Историческая беллетристика Даниила Лукича Мордовцева, написавшего десятки романов и повестей, была одной из самых читаемых в России XIX века. Не потерян интерес к ней и в наше время. В произведениях, составляющих настоящий сборник, отражено отношение автора к той трагедии, которая совершалась в отечественной истории начиная с XV века, в период объединения российских земель вокруг Москвы. Он ярко показывает, как власти предержащие, чтобы увеличить свои привилегии и удовлетворить личные амбиции, под предлогом борьбы за религиозное и политическое единомыслие сеяли в народе смуту, толкали его на раскол, духовное оскудение и братоубийственные войны.
«Если ты покинешь родной дом, умрешь среди чужаков», — предупреждала мать Ирму Витале. Но после смерти матери всё труднее оставаться в родном доме: в нищей деревне бесприданнице невозможно выйти замуж и невозможно содержать себя собственным трудом. Ирма набирается духа и одна отправляется в далекое странствие — перебирается в Америку, чтобы жить в большом городе и шить нарядные платья для изящных дам. Знакомясь с чужой землей и новыми людьми, переживая невзгоды и достигая успеха, Ирма обнаруживает, что может дать миру больше, чем лишь свой талант обращаться с иголкой и ниткой. Вдохновляющая история о силе и решимости молодой итальянки, которая путешествует по миру в 1880-х годах, — дебютный роман писательницы.
Жизнеописание Хуана Факундо Кироги — произведение смешанного жанра, все сошлось в нем — политика, философия, этнография, история, культурология и художественное начало, но не рядоположенное, а сплавленное в такое произведение, которое, по формальным признакам не являясь художественным творчеством, является таковым по сути, потому что оно дает нам то, чего мы ждем от искусства и что доступно только искусству,— образную полноту мира, образ действительности, который соединяет в это высшее единство все аспекты и планы книги, подобно тому как сплавляет реальная жизнь в единство все стороны бытия.
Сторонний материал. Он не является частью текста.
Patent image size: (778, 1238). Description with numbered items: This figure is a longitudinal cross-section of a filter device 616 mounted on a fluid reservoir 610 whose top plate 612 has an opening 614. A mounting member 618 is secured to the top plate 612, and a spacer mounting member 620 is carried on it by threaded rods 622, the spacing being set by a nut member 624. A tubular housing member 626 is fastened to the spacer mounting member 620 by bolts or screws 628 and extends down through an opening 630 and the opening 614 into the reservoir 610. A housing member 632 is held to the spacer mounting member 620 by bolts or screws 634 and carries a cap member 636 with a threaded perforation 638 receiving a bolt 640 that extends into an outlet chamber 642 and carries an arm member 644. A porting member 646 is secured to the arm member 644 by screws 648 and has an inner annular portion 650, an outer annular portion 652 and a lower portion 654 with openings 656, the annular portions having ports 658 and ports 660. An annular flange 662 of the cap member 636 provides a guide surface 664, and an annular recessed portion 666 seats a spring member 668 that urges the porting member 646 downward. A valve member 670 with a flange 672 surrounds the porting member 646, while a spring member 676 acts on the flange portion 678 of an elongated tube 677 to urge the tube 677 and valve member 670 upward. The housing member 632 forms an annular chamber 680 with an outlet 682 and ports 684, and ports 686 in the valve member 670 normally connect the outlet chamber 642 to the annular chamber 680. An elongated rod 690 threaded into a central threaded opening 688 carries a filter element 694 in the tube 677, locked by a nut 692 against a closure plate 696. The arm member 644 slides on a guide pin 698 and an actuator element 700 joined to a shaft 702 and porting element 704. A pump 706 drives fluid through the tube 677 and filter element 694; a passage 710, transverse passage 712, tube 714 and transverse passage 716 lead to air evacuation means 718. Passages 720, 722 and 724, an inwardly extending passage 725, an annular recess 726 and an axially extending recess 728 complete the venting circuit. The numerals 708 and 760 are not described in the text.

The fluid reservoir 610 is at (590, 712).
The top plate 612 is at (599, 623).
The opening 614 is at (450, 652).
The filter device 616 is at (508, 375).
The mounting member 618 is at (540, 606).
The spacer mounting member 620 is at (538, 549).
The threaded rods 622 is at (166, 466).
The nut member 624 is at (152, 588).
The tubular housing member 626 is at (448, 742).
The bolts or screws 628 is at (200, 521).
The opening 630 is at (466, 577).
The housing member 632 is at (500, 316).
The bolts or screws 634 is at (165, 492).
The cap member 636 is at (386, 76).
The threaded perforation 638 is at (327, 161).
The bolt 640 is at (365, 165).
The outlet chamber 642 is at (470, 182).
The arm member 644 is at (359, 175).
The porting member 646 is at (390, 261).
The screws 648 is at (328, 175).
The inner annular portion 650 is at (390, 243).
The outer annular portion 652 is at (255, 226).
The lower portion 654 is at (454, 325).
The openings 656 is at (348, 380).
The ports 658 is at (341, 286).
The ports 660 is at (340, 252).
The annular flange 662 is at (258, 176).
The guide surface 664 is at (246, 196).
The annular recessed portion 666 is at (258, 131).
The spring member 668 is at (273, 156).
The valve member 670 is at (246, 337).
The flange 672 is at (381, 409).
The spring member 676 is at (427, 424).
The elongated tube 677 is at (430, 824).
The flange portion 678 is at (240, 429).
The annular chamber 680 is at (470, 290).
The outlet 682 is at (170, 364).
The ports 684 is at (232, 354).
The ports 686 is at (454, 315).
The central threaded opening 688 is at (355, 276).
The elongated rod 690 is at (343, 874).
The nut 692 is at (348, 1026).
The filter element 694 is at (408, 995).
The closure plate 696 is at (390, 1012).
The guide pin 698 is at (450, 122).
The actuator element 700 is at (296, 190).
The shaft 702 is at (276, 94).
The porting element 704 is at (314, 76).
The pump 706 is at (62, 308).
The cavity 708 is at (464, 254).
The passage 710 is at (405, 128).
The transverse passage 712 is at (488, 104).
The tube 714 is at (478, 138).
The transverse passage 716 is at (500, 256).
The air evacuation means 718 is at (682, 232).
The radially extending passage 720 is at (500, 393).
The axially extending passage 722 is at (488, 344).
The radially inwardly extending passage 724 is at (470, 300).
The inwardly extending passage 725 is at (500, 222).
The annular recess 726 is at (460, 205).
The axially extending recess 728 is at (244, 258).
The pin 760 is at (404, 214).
В книге рассказывается история главного героя, который сталкивается с различными проблемами и препятствиями на протяжении всего своего путешествия. По пути он встречает множество второстепенных персонажей, которые играют важные роли в истории. Благодаря опыту главного героя книга исследует такие темы, как любовь, потеря, надежда и стойкость. По мере того, как главный герой преодолевает свои трудности, он усваивает ценные уроки жизни и растет как личность.
Действие исторического романа итальянской писательницы разворачивается во второй половине XV века. В центре книги образ герцога Миланского, одного из последних правителей выдающейся династии Сфорца. Рассказывая историю стремительного восхождения и столь же стремительного падения герцога Лудовико, писательница придерживается строгой историчности в изложении событий и в то же время облекает свое повествование в занимательно-беллетристическую форму.
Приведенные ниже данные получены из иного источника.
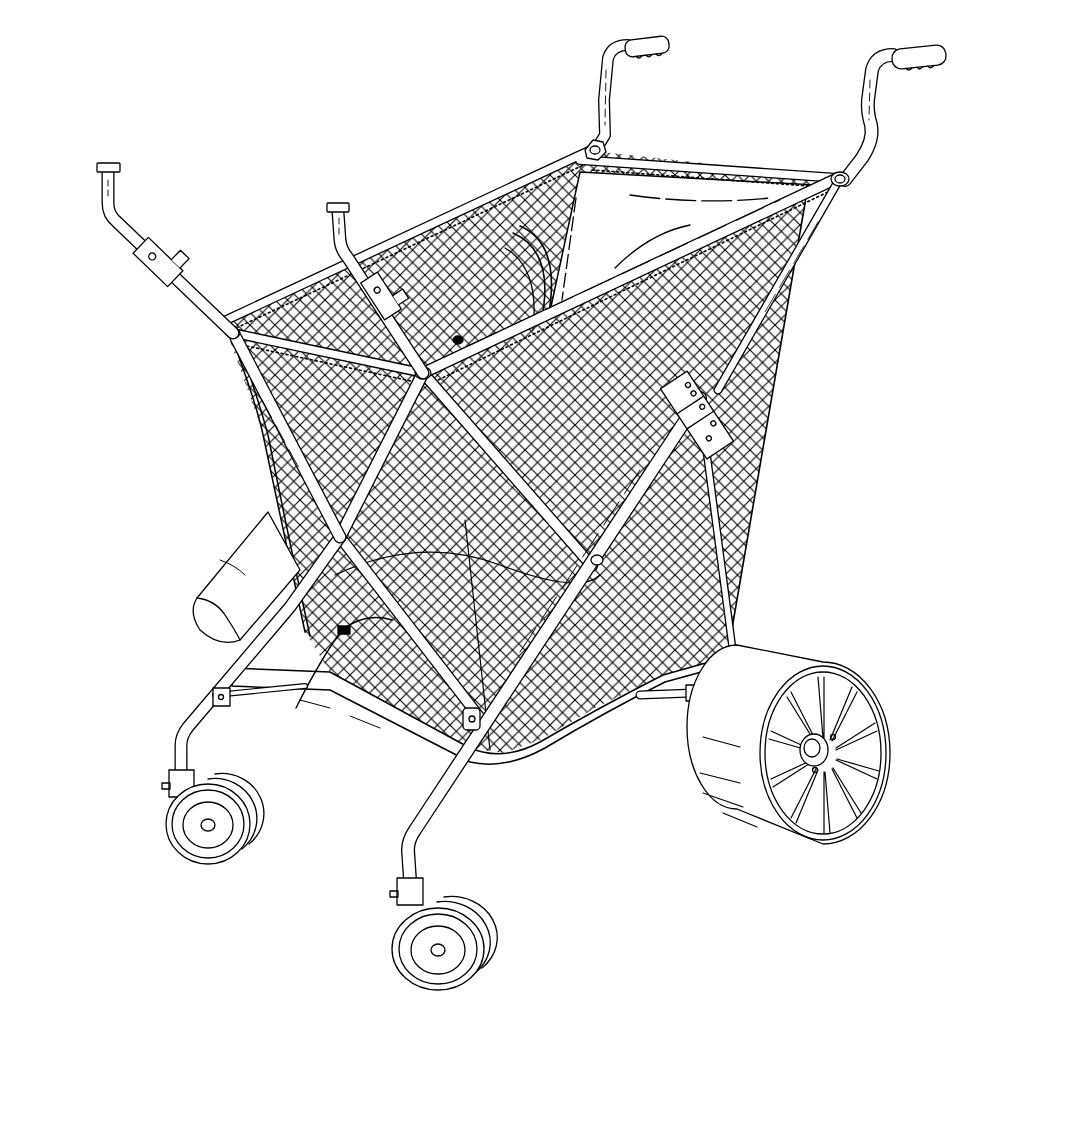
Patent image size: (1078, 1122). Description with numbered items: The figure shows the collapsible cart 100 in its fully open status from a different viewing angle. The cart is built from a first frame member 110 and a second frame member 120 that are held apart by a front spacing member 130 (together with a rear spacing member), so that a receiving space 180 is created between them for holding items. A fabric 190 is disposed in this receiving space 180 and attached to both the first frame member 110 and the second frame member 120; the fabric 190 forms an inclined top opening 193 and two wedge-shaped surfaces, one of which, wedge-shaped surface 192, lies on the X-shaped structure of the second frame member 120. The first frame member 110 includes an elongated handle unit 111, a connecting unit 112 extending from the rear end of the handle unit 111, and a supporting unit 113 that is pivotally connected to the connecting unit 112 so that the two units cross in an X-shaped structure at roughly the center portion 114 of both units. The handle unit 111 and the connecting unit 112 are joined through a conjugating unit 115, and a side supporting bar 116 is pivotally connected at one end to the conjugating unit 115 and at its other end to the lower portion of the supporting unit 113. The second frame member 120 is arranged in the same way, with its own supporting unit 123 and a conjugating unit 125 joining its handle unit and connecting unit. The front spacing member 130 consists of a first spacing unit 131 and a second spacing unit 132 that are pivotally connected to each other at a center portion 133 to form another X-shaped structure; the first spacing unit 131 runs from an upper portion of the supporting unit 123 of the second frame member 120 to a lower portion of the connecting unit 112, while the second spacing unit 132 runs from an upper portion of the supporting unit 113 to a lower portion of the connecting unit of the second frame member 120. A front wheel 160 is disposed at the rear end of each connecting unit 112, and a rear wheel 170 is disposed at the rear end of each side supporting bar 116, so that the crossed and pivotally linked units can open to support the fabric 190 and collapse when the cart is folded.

В книге рассказывается история главного героя, который сталкивается с различными проблемами и препятствиями на протяжении всего своего путешествия. По пути он встречает множество второстепенных персонажей, которые играют важные роли в истории. Благодаря опыту главного героя книга исследует такие темы, как любовь, потеря, надежда и стойкость. По мере того, как главный герой преодолевает свои трудности, он усваивает ценные уроки жизни и растет как личность.
В основу романов Владимира Ларионовича Якимова положен исторический материал, мало известный широкой публике. Роман «За рубежом и на Москве», публикуемый в данном томе, повествует об установлении царём Алексеем Михайловичем связей с зарубежными странами. С середины XVII века при дворе Тишайшего всё сильнее и смелее проявляется тяга к европейской культуре. Понимая необходимость выхода России из духовной изоляции, государь и его ближайшие сподвижники организуют ряд посольских экспедиций в страны Европы, прививают новшества на российской почве.